In diesem Workshop lernen Sie vielseitige und altersgerechte Bewegungs- und Tanzangebote kennen, die sich sowohl im KiTa- und OGS-Alltag als auch im Vereinssport umsetzen lassen. Sie erhalten praktische Ideen, wie Sie Tanzstunden strukturiert, abwechslungsreich und motivierend gestalten können.
Von einfachen Choreografien über Tanztheater und Bewegungsgeschichten bis hin zu spielerischen Rhythmus- und Entspannungselementen erweitern Sie Ihr methodisches Repertoire. Gleichzeitig stärken Sie Ihre Sicherheit in der Anleitung von Gruppen und entwickeln neue Impulse, um Kinder nachhaltig für Bewegung und Tanz zu begeistern.
Der Workshop richtet sich an Fachkräfte aus KiTa und OGS sowie an Übungsleitende und Interessierte aus dem Breitensport. Vorerfahrungen im Tanz sind nicht erforderlich. Entscheidend ist die Freude an Bewegung und daran, Kinder dafür zu begeistern.

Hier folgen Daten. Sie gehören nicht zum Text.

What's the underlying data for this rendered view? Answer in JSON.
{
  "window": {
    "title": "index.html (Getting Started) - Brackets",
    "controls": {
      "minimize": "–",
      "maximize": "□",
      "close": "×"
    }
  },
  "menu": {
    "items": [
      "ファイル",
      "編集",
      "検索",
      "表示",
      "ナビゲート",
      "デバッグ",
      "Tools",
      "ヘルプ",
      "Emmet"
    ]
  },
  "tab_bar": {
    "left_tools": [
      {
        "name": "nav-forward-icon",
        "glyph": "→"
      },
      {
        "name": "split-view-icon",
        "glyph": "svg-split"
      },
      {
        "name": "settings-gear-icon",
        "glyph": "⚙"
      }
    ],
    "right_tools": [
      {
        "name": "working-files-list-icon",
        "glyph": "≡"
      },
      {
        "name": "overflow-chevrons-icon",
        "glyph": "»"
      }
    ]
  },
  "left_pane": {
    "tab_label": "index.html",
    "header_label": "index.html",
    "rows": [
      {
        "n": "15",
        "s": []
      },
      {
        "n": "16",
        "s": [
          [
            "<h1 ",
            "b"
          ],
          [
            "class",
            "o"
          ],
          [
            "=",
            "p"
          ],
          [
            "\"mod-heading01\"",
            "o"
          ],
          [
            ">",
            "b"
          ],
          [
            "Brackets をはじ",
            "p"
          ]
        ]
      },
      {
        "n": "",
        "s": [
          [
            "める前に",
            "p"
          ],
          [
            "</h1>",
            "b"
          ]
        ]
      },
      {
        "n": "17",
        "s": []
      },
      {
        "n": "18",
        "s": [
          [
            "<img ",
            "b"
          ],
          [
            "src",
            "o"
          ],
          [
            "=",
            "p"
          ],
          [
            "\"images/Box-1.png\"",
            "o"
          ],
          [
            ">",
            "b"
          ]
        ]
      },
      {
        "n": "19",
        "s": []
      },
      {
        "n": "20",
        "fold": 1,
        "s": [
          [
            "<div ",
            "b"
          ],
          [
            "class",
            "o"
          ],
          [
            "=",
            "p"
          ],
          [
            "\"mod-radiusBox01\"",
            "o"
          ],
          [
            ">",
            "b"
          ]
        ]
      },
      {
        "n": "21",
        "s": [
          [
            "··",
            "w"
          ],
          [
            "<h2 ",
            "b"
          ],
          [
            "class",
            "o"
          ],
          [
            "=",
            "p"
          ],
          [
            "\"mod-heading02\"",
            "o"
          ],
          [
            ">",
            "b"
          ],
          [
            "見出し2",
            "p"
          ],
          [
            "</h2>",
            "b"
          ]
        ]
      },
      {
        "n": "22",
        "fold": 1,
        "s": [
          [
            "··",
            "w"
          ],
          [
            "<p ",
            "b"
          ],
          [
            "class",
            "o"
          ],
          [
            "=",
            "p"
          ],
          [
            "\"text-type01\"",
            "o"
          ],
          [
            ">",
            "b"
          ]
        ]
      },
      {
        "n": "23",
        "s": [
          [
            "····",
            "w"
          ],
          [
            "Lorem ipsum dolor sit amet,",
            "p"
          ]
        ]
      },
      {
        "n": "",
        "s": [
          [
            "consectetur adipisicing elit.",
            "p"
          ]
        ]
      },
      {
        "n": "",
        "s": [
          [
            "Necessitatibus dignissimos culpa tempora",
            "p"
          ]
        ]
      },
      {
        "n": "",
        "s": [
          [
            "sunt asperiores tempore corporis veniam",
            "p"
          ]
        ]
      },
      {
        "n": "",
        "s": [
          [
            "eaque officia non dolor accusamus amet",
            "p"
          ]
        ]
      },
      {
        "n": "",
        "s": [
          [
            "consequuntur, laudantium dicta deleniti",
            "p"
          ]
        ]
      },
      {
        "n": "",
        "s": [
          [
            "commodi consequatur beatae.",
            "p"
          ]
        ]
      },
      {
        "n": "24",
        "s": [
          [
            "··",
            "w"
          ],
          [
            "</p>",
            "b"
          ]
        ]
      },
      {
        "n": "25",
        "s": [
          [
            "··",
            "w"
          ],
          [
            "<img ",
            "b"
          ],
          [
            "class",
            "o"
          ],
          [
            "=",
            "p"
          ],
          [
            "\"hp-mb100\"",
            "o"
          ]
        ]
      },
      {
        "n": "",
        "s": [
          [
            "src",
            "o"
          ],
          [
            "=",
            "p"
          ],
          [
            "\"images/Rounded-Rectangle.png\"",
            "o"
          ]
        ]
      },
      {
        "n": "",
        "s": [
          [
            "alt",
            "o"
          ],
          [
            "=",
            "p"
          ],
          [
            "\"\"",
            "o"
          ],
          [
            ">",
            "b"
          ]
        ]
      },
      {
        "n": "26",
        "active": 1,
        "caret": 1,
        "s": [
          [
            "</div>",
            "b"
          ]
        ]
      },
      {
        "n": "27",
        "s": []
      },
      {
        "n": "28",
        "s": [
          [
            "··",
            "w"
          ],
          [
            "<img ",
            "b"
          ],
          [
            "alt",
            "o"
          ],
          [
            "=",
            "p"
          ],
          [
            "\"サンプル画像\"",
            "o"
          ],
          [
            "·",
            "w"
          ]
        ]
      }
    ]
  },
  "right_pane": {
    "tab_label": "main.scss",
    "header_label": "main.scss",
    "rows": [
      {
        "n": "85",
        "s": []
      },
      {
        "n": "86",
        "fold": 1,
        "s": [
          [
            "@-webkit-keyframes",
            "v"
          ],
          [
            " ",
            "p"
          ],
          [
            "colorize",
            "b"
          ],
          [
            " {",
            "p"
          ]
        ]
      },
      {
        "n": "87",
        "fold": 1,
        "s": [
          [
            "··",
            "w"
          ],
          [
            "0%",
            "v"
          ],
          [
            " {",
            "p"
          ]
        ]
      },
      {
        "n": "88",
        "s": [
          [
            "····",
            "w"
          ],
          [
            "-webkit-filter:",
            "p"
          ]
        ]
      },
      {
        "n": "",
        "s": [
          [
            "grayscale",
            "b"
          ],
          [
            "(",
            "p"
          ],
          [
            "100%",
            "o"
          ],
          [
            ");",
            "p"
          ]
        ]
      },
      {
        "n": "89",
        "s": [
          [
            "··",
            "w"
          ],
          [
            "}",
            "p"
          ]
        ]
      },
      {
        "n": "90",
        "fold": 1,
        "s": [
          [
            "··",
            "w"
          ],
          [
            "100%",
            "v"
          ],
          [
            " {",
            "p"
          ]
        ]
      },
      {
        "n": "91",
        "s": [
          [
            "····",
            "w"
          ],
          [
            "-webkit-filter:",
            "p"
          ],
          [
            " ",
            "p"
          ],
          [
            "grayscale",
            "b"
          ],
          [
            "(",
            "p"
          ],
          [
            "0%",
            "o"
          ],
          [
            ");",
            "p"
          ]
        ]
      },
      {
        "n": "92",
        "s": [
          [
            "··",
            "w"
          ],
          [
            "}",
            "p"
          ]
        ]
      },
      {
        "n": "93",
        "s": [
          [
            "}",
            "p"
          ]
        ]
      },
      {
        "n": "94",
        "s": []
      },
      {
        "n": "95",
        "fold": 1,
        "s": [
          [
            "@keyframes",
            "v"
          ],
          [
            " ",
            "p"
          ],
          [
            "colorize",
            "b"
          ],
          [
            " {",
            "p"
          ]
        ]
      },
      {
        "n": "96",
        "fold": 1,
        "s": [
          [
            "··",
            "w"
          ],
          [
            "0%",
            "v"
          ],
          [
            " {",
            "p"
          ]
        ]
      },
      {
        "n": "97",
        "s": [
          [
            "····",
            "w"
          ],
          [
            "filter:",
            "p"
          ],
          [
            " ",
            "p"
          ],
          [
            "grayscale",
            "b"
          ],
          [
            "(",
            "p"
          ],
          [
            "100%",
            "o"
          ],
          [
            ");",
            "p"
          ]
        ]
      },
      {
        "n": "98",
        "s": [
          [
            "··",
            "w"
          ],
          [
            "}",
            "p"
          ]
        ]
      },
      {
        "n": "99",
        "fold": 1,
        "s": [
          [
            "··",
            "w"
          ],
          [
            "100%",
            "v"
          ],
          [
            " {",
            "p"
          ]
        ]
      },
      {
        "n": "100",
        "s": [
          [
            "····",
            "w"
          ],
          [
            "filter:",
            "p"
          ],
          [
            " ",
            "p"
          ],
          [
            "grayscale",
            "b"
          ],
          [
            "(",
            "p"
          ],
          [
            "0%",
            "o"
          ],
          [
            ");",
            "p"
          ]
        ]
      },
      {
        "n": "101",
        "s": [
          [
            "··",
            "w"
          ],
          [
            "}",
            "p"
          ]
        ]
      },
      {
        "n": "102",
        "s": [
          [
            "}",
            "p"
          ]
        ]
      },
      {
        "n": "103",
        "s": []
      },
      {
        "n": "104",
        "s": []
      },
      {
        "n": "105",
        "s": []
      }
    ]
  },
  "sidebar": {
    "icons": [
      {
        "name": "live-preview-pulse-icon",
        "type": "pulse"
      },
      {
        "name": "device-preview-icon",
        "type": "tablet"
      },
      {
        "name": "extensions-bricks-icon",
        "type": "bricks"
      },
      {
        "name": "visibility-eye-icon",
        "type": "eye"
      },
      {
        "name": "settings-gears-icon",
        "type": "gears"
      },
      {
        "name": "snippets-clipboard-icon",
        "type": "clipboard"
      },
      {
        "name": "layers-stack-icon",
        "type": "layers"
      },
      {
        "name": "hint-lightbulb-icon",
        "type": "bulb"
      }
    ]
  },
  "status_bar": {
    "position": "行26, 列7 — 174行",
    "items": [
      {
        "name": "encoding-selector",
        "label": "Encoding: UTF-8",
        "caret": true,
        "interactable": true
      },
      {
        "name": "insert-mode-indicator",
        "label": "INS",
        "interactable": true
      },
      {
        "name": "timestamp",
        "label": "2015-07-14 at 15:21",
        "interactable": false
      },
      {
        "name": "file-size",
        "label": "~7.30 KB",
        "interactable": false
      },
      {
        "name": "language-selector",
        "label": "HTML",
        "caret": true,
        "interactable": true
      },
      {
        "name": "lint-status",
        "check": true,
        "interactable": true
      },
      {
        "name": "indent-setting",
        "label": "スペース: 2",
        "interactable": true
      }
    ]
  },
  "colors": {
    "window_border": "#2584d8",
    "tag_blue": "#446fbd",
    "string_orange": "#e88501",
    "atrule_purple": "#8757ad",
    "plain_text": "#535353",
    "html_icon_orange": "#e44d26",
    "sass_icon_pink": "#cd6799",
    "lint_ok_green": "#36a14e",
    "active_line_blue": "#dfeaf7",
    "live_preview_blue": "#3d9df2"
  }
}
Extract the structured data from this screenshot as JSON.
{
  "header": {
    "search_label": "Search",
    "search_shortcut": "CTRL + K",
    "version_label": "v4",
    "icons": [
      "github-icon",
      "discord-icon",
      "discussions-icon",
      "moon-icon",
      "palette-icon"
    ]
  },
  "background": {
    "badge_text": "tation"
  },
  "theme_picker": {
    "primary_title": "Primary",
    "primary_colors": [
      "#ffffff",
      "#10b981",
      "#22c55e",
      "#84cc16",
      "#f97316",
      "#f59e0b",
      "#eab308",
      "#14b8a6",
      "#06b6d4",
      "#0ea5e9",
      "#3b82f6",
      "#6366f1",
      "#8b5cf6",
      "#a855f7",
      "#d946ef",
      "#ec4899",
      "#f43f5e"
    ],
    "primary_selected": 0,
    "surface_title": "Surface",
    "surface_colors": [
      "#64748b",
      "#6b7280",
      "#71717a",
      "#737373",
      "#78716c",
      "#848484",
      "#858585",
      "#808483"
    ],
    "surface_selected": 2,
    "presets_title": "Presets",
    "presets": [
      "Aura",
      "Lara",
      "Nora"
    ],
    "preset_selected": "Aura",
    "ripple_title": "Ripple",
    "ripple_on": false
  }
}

Zeitblock: 13:15 – 14:45 Uhr

Referent*in: Carina Thomas (TU Dortmund)

Dieser praxisorientierte Workshop richtet sich an Erzieher*innen und Lehrkräfte, die Kita-Kinder spielerisch und kindgerecht an den Umgang mit dem Ball heranführen möchten. Im Mittelpunkt stehen leicht umsetzbare Bewegungsangebote, die motorische Grundlagen stärken, Koordination fördern und Freude an Bewegung wecken. Die Teilnehmenden lernen vielfältige Ballspiele, methodische Aufbauten und Differenzierungsmöglichkeiten kennen, die sich ohne großen Materialaufwand in den pädagogischen Alltag integrieren lassen.